The estate cites Seldon v Suburban Mobility Auth for Regional Transp, 297 Mich App
427, 435; 824 NW2d 318 (2012) for the unremarkable proposition that loading passengers
constitutes the operation of a motor vehicle for purposes of the motor vehicle exception.
However, like Martin, Seldon only confirms that the City was entitled to summary disposition.
The plaintiff was ejected from her wheelchair when the bus driver applied the brakes to stop at a
yellow light. Seldon, 297 Mich App at 432. On appeal, the defendant argued that the trial court
erred in denying it summary disposition on the basis that the defendant owed the plaintiff a duty
to advise her of the availability of a shoulder restraint. Id. This Court determined that the
defendant had no legal duty to advise the plaintiff of the availability of the shoulder restraint
because the bus was not equipped with restraints for all passengers, and neither federal
regulations nor the defendant’s internal policies required the bus driver to do so. Id. at 433-434.
The defendant in Seldon also argued that, even if it owed the plaintiff a duty to inform her
of the shoulder restraint, the failure to do so did not constitute “operation” of a motor vehicle for
purposes of the exception. Id. at 434. This Court determined:
Here, even if [the defendant] owed plaintiff a duty to inform her of the
availability of a shoulder restraint, the failure to so advise her did not implicate
MCL 691.1405. Although the loading and unloading of passengers is an activity
within the operation of a motor vehicle, the failure to inform plaintiff that a
shoulder restraint was available, without more, did not constitute the “operation”
of the motor vehicle.
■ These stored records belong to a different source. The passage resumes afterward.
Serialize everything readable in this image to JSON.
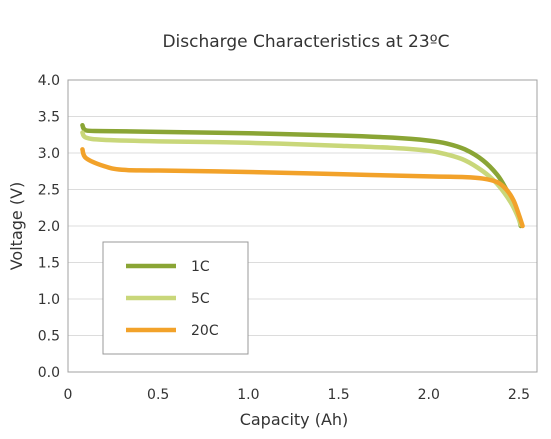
{
  "chart_data": {
    "type": "line",
    "title": "Discharge Characteristics at 23ºC",
    "xlabel": "Capacity (Ah)",
    "ylabel": "Voltage (V)",
    "xlim": [
      0,
      2.6
    ],
    "ylim": [
      0,
      4.0
    ],
    "x_ticks": [
      "0",
      "0.5",
      "1.0",
      "1.5",
      "2.0",
      "2.5"
    ],
    "y_ticks": [
      "0.0",
      "0.5",
      "1.0",
      "1.5",
      "2.0",
      "2.5",
      "3.0",
      "3.5",
      "4.0"
    ],
    "grid": "horizontal",
    "legend_position": "bottom-left",
    "series": [
      {
        "name": "1C",
        "color": "#8aa535",
        "points": [
          [
            0.08,
            3.38
          ],
          [
            0.1,
            3.31
          ],
          [
            0.2,
            3.3
          ],
          [
            0.5,
            3.29
          ],
          [
            1.0,
            3.27
          ],
          [
            1.5,
            3.24
          ],
          [
            1.8,
            3.21
          ],
          [
            2.0,
            3.17
          ],
          [
            2.1,
            3.13
          ],
          [
            2.2,
            3.05
          ],
          [
            2.3,
            2.9
          ],
          [
            2.38,
            2.7
          ],
          [
            2.43,
            2.5
          ],
          [
            2.47,
            2.3
          ],
          [
            2.5,
            2.1
          ],
          [
            2.51,
            2.0
          ]
        ]
      },
      {
        "name": "5C",
        "color": "#c9d77a",
        "points": [
          [
            0.08,
            3.28
          ],
          [
            0.1,
            3.21
          ],
          [
            0.2,
            3.18
          ],
          [
            0.5,
            3.16
          ],
          [
            1.0,
            3.14
          ],
          [
            1.5,
            3.1
          ],
          [
            1.8,
            3.07
          ],
          [
            2.0,
            3.03
          ],
          [
            2.1,
            2.98
          ],
          [
            2.2,
            2.9
          ],
          [
            2.3,
            2.75
          ],
          [
            2.37,
            2.6
          ],
          [
            2.42,
            2.45
          ],
          [
            2.46,
            2.3
          ],
          [
            2.49,
            2.15
          ],
          [
            2.51,
            2.02
          ]
        ]
      },
      {
        "name": "20C",
        "color": "#f2a22a",
        "points": [
          [
            0.08,
            3.05
          ],
          [
            0.1,
            2.93
          ],
          [
            0.2,
            2.82
          ],
          [
            0.3,
            2.77
          ],
          [
            0.5,
            2.76
          ],
          [
            1.0,
            2.74
          ],
          [
            1.5,
            2.71
          ],
          [
            2.0,
            2.68
          ],
          [
            2.2,
            2.67
          ],
          [
            2.3,
            2.65
          ],
          [
            2.38,
            2.6
          ],
          [
            2.43,
            2.5
          ],
          [
            2.47,
            2.35
          ],
          [
            2.5,
            2.15
          ],
          [
            2.52,
            2.0
          ]
        ]
      }
    ]
  },
  "colors": {
    "axis": "#a0a0a0",
    "grid": "#dcdcdc",
    "plot_bg": "#ffffff",
    "text": "#333333",
    "legend_border": "#999999"
  }
}
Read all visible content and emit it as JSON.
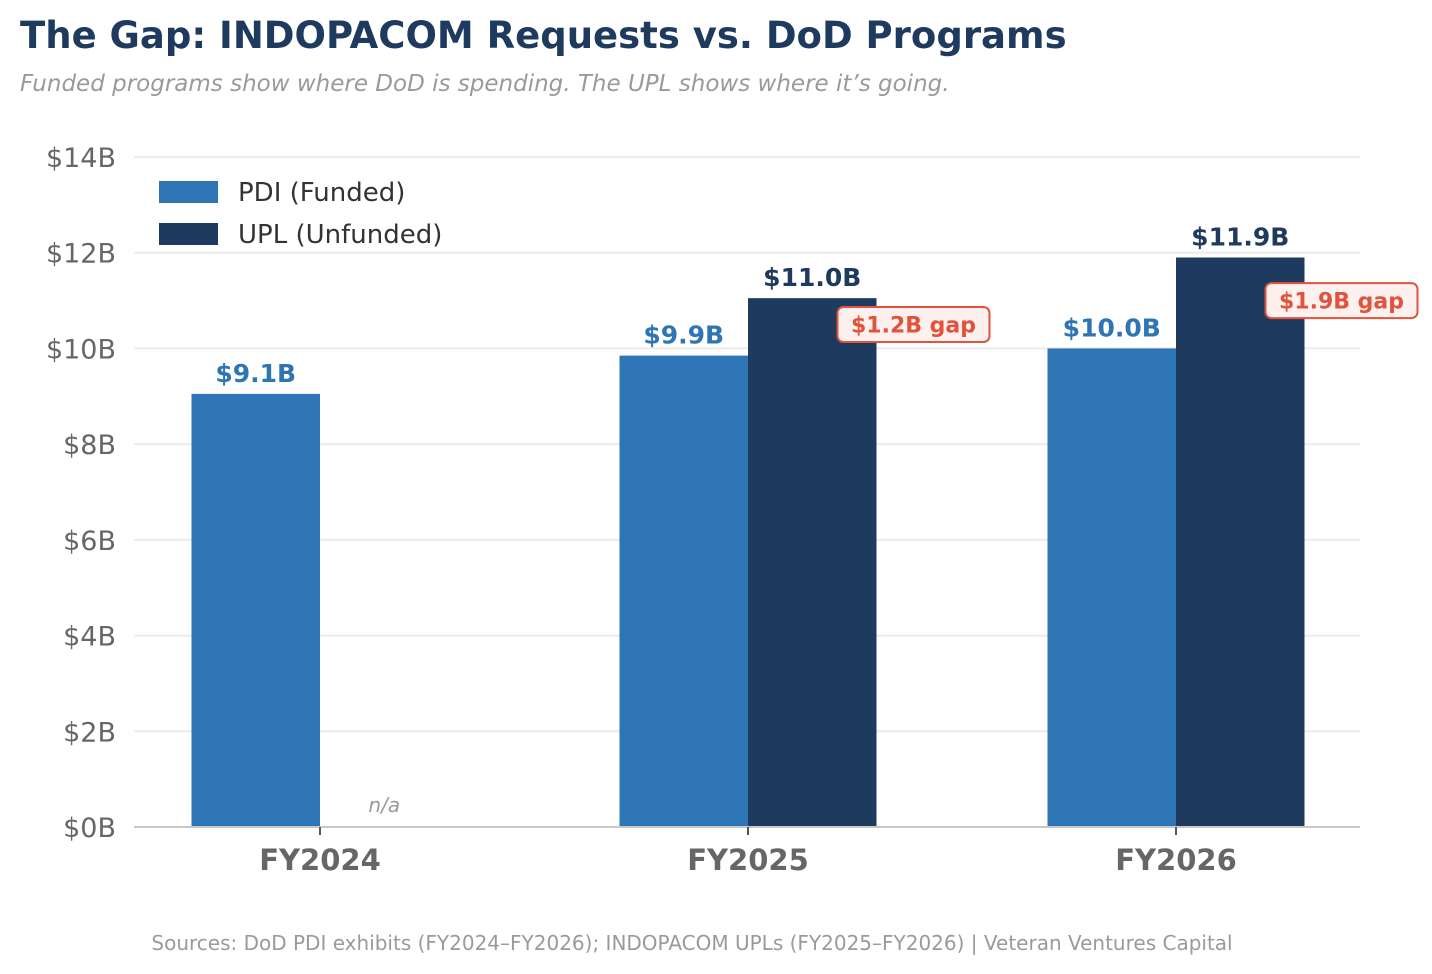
{
  "chart_data": {
    "type": "bar",
    "title": "The Gap: INDOPACOM Requests vs. DoD Programs",
    "subtitle": "Funded programs show where DoD is spending. The UPL shows where it’s going.",
    "xlabel": "",
    "ylabel": "",
    "ylim": [
      0,
      14
    ],
    "yticks": [
      0,
      2,
      4,
      6,
      8,
      10,
      12,
      14
    ],
    "ytick_labels": [
      "$0B",
      "$2B",
      "$4B",
      "$6B",
      "$8B",
      "$10B",
      "$12B",
      "$14B"
    ],
    "grid": true,
    "legend_position": "top-left",
    "categories": [
      "FY2024",
      "FY2025",
      "FY2026"
    ],
    "series": [
      {
        "name": "PDI (Funded)",
        "color": "#2e75b6",
        "values": [
          9.05,
          9.85,
          10.0
        ],
        "labels": [
          "$9.1B",
          "$9.9B",
          "$10.0B"
        ]
      },
      {
        "name": "UPL (Unfunded)",
        "color": "#1e3a5f",
        "values": [
          null,
          11.05,
          11.9
        ],
        "labels": [
          "n/a",
          "$11.0B",
          "$11.9B"
        ]
      }
    ],
    "annotations": [
      {
        "category": "FY2025",
        "text": "$1.2B gap",
        "color": "#e0533d",
        "anchor_value": 10.5
      },
      {
        "category": "FY2026",
        "text": "$1.9B gap",
        "color": "#e0533d",
        "anchor_value": 11.0
      }
    ],
    "source": "Sources: DoD PDI exhibits (FY2024–FY2026); INDOPACOM UPLs (FY2025–FY2026)  |  Veteran Ventures Capital"
  }
}
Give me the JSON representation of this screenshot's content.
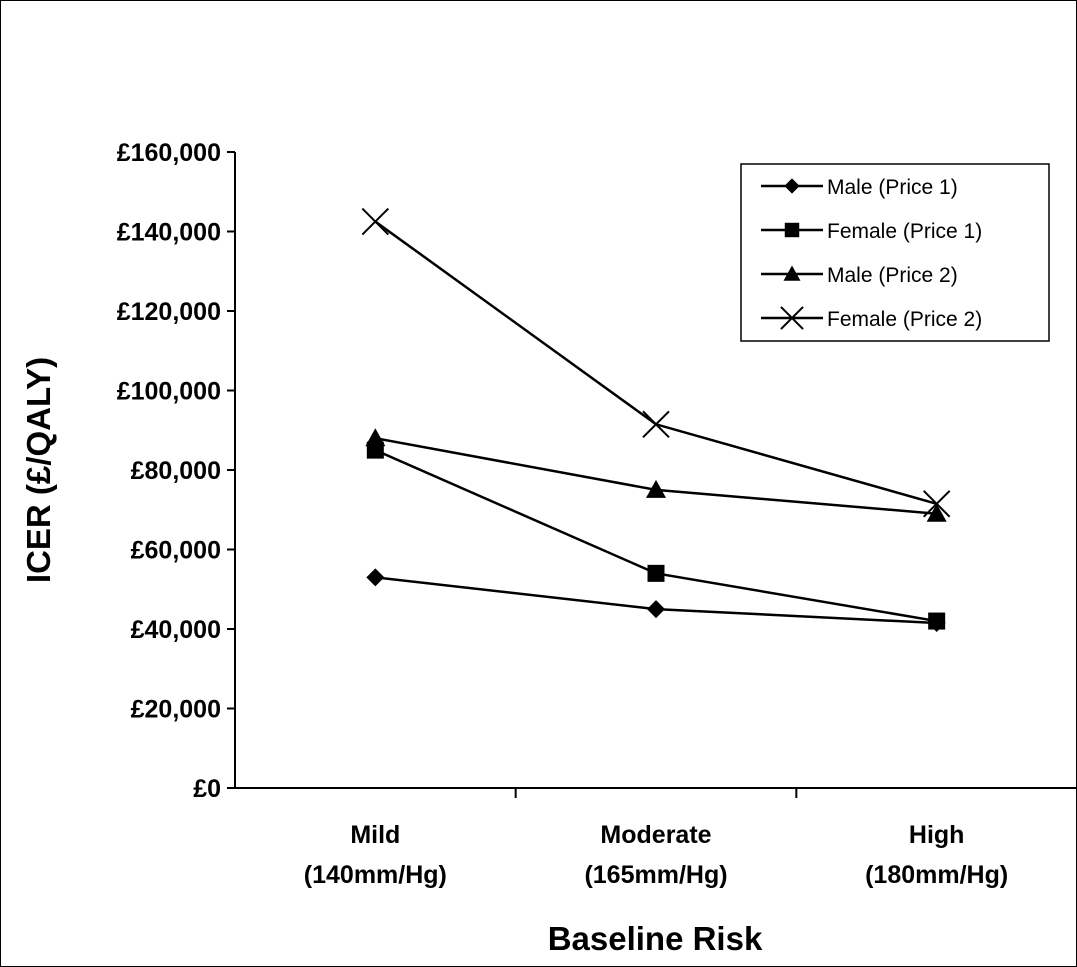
{
  "chart_data": {
    "type": "line",
    "title": "",
    "xlabel": "Baseline Risk",
    "ylabel": "ICER (£/QALY)",
    "ylim": [
      0,
      160000
    ],
    "ytick_values": [
      0,
      20000,
      40000,
      60000,
      80000,
      100000,
      120000,
      140000,
      160000
    ],
    "ytick_labels": [
      "£0",
      "£20,000",
      "£40,000",
      "£60,000",
      "£80,000",
      "£100,000",
      "£120,000",
      "£140,000",
      "£160,000"
    ],
    "categories": [
      {
        "line1": "Mild",
        "line2": "(140mm/Hg)"
      },
      {
        "line1": "Moderate",
        "line2": "(165mm/Hg)"
      },
      {
        "line1": "High",
        "line2": "(180mm/Hg)"
      }
    ],
    "grid": false,
    "legend_position": "top-right",
    "series": [
      {
        "name": "Male (Price 1)",
        "marker": "diamond",
        "values": [
          53000,
          45000,
          41500
        ]
      },
      {
        "name": "Female (Price 1)",
        "marker": "square",
        "values": [
          85000,
          54000,
          42000
        ]
      },
      {
        "name": "Male (Price 2)",
        "marker": "triangle",
        "values": [
          88000,
          75000,
          69000
        ]
      },
      {
        "name": "Female (Price 2)",
        "marker": "x",
        "values": [
          142500,
          91500,
          71500
        ]
      }
    ],
    "line_color": "#000000"
  }
}
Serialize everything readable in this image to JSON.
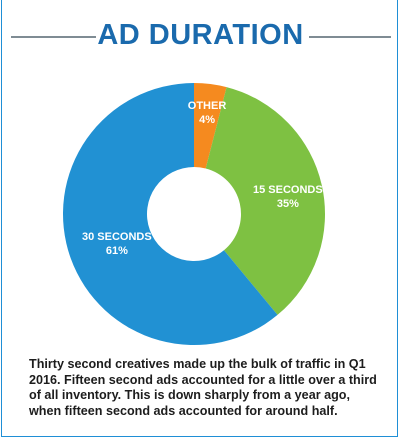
{
  "header": {
    "title": "AD DURATION"
  },
  "chart_data": {
    "type": "pie",
    "donut": true,
    "slices": [
      {
        "label": "OTHER",
        "value": 4,
        "value_label": "4%",
        "color": "#f58a1f"
      },
      {
        "label": "15 SECONDS",
        "value": 35,
        "value_label": "35%",
        "color": "#7ec142"
      },
      {
        "label": "30 SECONDS",
        "value": 61,
        "value_label": "61%",
        "color": "#2191d3"
      }
    ]
  },
  "caption": {
    "text": "Thirty second creatives made up the bulk of traffic in Q1 2016. Fifteen second ads accounted for a little over a third of all inventory. This is down sharply from a year ago, when fifteen second ads accounted for around half."
  }
}
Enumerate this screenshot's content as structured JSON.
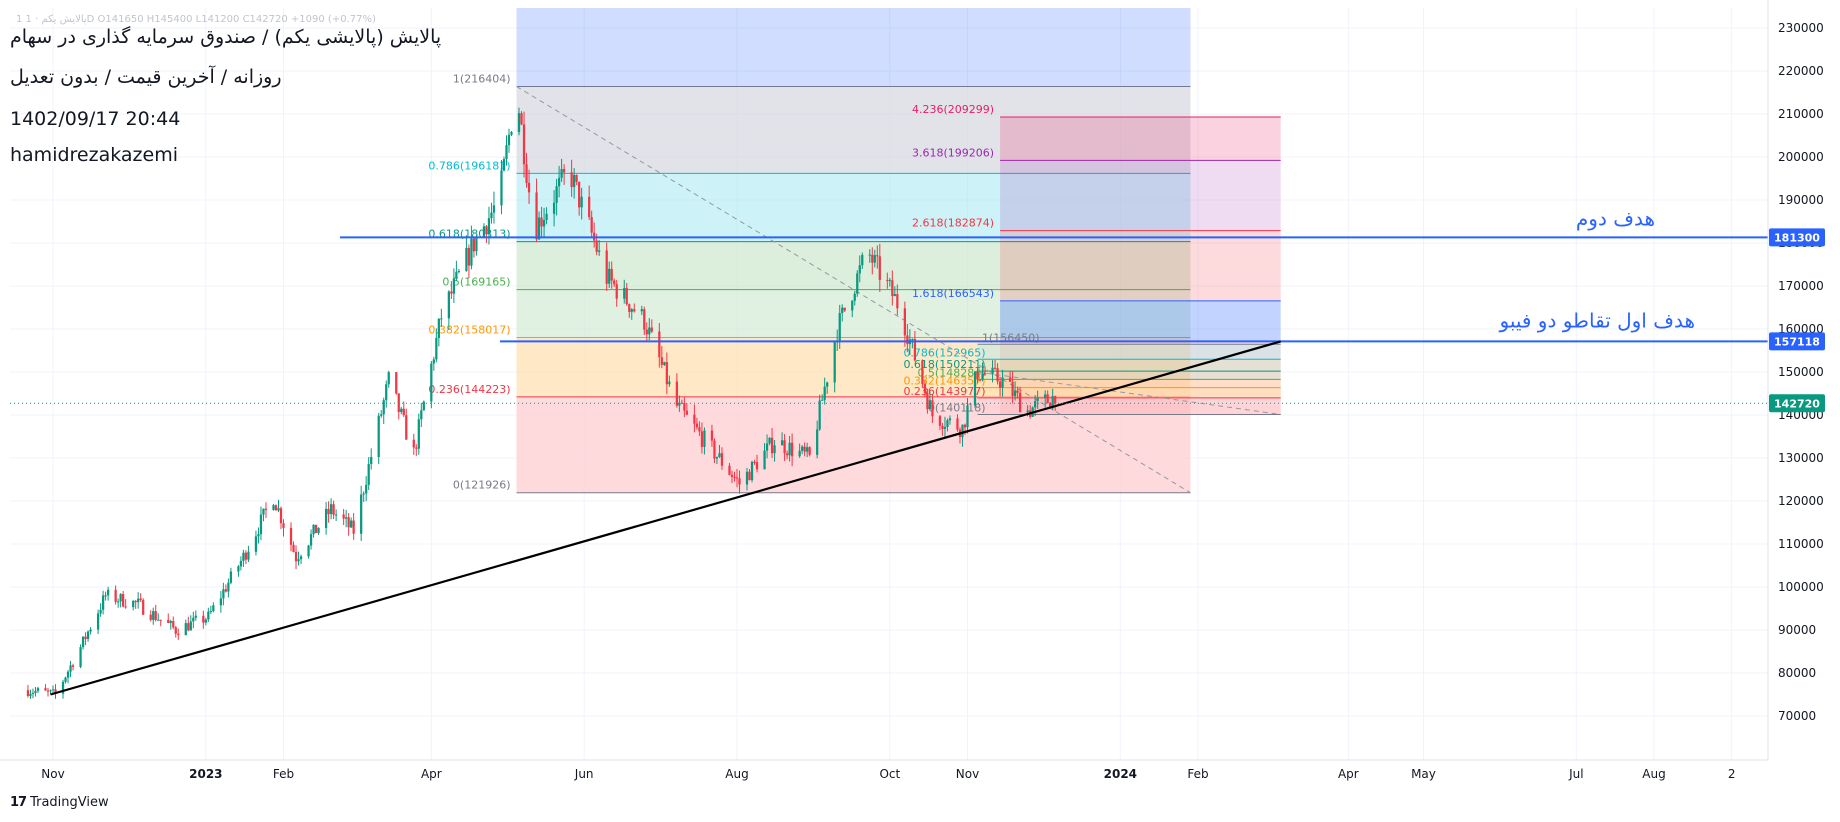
{
  "header": {
    "ohlc_text": "1 پالایش یکم · 1D  O141650  H145400  L141200  C142720  +1090 (+0.77%)",
    "title": "پالایش (پالایشی یکم) / صندوق سرمایه گذاری در سهام",
    "subtitle": "روزانه / آخرین قیمت / بدون تعدیل",
    "datetime": "1402/09/17 20:44",
    "author": "hamidrezakazemi"
  },
  "footer": {
    "logo": "17",
    "brand": "TradingView"
  },
  "colors": {
    "up": "#089981",
    "down": "#f23645",
    "accent": "#2962ff"
  },
  "chart_data": {
    "type": "candlestick",
    "x_labels": [
      "Nov",
      "2023",
      "Feb",
      "Apr",
      "Jun",
      "Aug",
      "Oct",
      "Nov",
      "2024",
      "Feb",
      "Apr",
      "May",
      "Jul",
      "Aug",
      "2"
    ],
    "y_ticks": [
      70000,
      80000,
      90000,
      100000,
      110000,
      120000,
      130000,
      140000,
      150000,
      160000,
      170000,
      180000,
      190000,
      200000,
      210000,
      220000,
      230000
    ],
    "ylim": [
      63000,
      234000
    ],
    "price_path": [
      [
        "2022-10-22",
        76000
      ],
      [
        "2022-11-02",
        75000
      ],
      [
        "2022-11-12",
        86000
      ],
      [
        "2022-11-22",
        98000
      ],
      [
        "2022-12-05",
        96000
      ],
      [
        "2022-12-20",
        90000
      ],
      [
        "2023-01-02",
        93000
      ],
      [
        "2023-01-16",
        107000
      ],
      [
        "2023-01-28",
        121000
      ],
      [
        "2023-02-06",
        107000
      ],
      [
        "2023-02-20",
        118000
      ],
      [
        "2023-03-01",
        113000
      ],
      [
        "2023-03-15",
        148000
      ],
      [
        "2023-03-25",
        131000
      ],
      [
        "2023-04-05",
        163000
      ],
      [
        "2023-04-18",
        180000
      ],
      [
        "2023-04-28",
        190000
      ],
      [
        "2023-05-05",
        216000
      ],
      [
        "2023-05-12",
        183000
      ],
      [
        "2023-05-26",
        197000
      ],
      [
        "2023-06-10",
        172000
      ],
      [
        "2023-06-25",
        162000
      ],
      [
        "2023-07-08",
        142000
      ],
      [
        "2023-07-22",
        132000
      ],
      [
        "2023-08-02",
        124000
      ],
      [
        "2023-08-16",
        134000
      ],
      [
        "2023-08-30",
        130000
      ],
      [
        "2023-09-10",
        160000
      ],
      [
        "2023-09-22",
        178000
      ],
      [
        "2023-10-05",
        165000
      ],
      [
        "2023-10-18",
        140000
      ],
      [
        "2023-10-30",
        137000
      ],
      [
        "2023-11-05",
        150000
      ],
      [
        "2023-11-15",
        148000
      ],
      [
        "2023-11-25",
        141000
      ],
      [
        "2023-12-05",
        144000
      ],
      [
        "2023-12-08",
        142720
      ]
    ],
    "last_price": "142720",
    "trend_line": {
      "from": [
        "2022-10-31",
        75000
      ],
      "to": [
        "2024-03-05",
        157118
      ]
    },
    "horizontal_lines": [
      {
        "price": 181300,
        "label": "181300",
        "annotation": "هدف دوم"
      },
      {
        "price": 157118,
        "label": "157118",
        "annotation": "هدف اول تقاطو دو فیبو"
      }
    ],
    "fib_retracement_1": {
      "levels": [
        {
          "ratio": "1",
          "price": 216404,
          "label": "1(216404)"
        },
        {
          "ratio": "0.786",
          "price": 196181,
          "label": "0.786(196181)"
        },
        {
          "ratio": "0.618",
          "price": 180313,
          "label": "0.618(180313)"
        },
        {
          "ratio": "0.5",
          "price": 169165,
          "label": "0.5(169165)"
        },
        {
          "ratio": "0.382",
          "price": 158017,
          "label": "0.382(158017)"
        },
        {
          "ratio": "0.236",
          "price": 144223,
          "label": "0.236(144223)"
        },
        {
          "ratio": "0",
          "price": 121926,
          "label": "0(121926)"
        }
      ]
    },
    "fib_extension": {
      "levels": [
        {
          "ratio": "4.236",
          "price": 209299,
          "label": "4.236(209299)"
        },
        {
          "ratio": "3.618",
          "price": 199206,
          "label": "3.618(199206)"
        },
        {
          "ratio": "2.618",
          "price": 182874,
          "label": "2.618(182874)"
        },
        {
          "ratio": "1.618",
          "price": 166543,
          "label": "1.618(166543)"
        }
      ]
    },
    "fib_retracement_2": {
      "levels": [
        {
          "ratio": "1",
          "price": 156450,
          "label": "1(156450)"
        },
        {
          "ratio": "0.786",
          "price": 152965,
          "label": "0.786(152965)"
        },
        {
          "ratio": "0.618",
          "price": 150211,
          "label": "0.618(150211)"
        },
        {
          "ratio": "0.5",
          "price": 148284,
          "label": "0.5(148284)"
        },
        {
          "ratio": "0.382",
          "price": 146357,
          "label": "0.382(146357)"
        },
        {
          "ratio": "0.236",
          "price": 143977,
          "label": "0.236(143977)"
        },
        {
          "ratio": "0",
          "price": 140118,
          "label": "0(140118)"
        }
      ]
    }
  }
}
Notably, plaintiff’s wheelchair was loaded onto the bus and
secured without incident, and plaintiff was not injured during the loading or
unloading process. Thus, the motor vehicle exception to governmental immunity
was inapplicable, and the trial court erred by denying [the defendant’s] motion for
summary disposition based on governmental immunity. [Id. at 435.]
-3-
Seldon is directly on point. Here, the decedent was loaded onto the bus without incident.
She was not injured during the loading or unloading process. As such, the motor vehicle
exception to governmental immunity is inapplicable and the trial court in this case erred by
denying the City summary disposition based on governmental immunity.
Again, exceptions to governmental immunity are to be construed narrowly, Stanton, 466
Mich at 618, no matter how tragic the injury.
I would reverse with instructions to enter summary disposition in the City’s favor.